Chapter 13, Problem 58A

If you stood atop a ladder that was so tall that you doubled your distance from Earth’s center, how would your weight compare with its present value?

To determine

To compare:Actual weight with the present value.

Answer to Problem 58A

Weight of the body is decreased by its one-fourth as compared with weight of the body on the surface of the earth

Explanation of Solution

Given:

A body stood at a height equal to the radius of the Earth.

Formula used:

Weight of a body is nothing but the product of mass of the body and acceleration due to gravity ( g ).

  $W=mg$

Weight of an object is equal to the gravitational force acting on the object of mass m $mg=\frac{GMm}{R^2}$

(1)

Where,

Gis the Gravitational constant= $\text{6}{\text{.67×10}}^{\text{-11}}\frac{{\text{Nm}}^{\text{2}}}{{\text{Kg}}^{\text{2}}}$

M is Earth’s mass

m is object’s mass

R is Earth’s radius

Calculation:

From equation (1), acceleration due to gravity on the surface of the earth is,

  $g=\frac{GM}{R^2}$

Acceleration due to gravity at height h from the surface of the earth is,

  $g_h=\frac{GM}{{(R+h)}^2}$

Where,

  $g_h$ = acceleration due to gravity at height h .
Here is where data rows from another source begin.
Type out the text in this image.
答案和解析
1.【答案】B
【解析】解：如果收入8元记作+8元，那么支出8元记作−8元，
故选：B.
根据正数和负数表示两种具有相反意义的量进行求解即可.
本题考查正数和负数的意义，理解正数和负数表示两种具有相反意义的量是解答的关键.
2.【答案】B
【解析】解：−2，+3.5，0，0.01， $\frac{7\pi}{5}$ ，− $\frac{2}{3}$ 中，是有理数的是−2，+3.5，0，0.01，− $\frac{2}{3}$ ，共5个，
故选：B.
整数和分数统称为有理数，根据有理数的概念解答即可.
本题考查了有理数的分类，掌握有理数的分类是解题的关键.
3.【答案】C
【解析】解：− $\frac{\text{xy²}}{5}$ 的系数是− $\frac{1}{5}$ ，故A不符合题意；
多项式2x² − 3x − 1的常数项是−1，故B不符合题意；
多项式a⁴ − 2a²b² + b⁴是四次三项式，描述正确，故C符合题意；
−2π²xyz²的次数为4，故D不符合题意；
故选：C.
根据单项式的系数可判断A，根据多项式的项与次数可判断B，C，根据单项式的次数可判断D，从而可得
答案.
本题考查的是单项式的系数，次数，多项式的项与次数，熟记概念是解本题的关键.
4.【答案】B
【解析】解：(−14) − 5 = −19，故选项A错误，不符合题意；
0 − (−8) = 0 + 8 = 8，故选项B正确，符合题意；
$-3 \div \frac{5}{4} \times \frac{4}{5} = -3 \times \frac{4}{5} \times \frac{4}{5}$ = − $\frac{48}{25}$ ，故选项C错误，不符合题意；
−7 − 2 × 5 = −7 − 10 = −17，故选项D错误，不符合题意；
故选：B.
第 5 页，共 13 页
In this case, the height above the surface of the earth is equal to R so $R+h=R+R=2R$

The ratio will be

  $\begin{array}{l}\frac{g_h}{g}=\frac{R^2}{{(R+R)}^2}\\ \frac{g_h}{g}=\frac{R^2}{{(2R)}^2}\\ \frac{g_h}{g}=\frac{R^2}{4R^2}\\ \frac{g_h}{g}=\frac{1}{4}\end{array}$

  $g_h=\frac{1}{4}g$

This shows that acceleration due to gravity above the surface of the Earth is 1/4 th to the acceleration due to gravity on the surface of the earth (distance R).

Multiply above equation by mass of the body so as to get the weight of the body.

  $\begin{array}{l}m{g}_h=\frac{1}{4}mg\\ W_h=\frac{1}{4}{W}_S\end{array}$

Conclusion:

Therefore, weight of the object is one fourth of the value when compared with the weight of the object on the surface of the earth.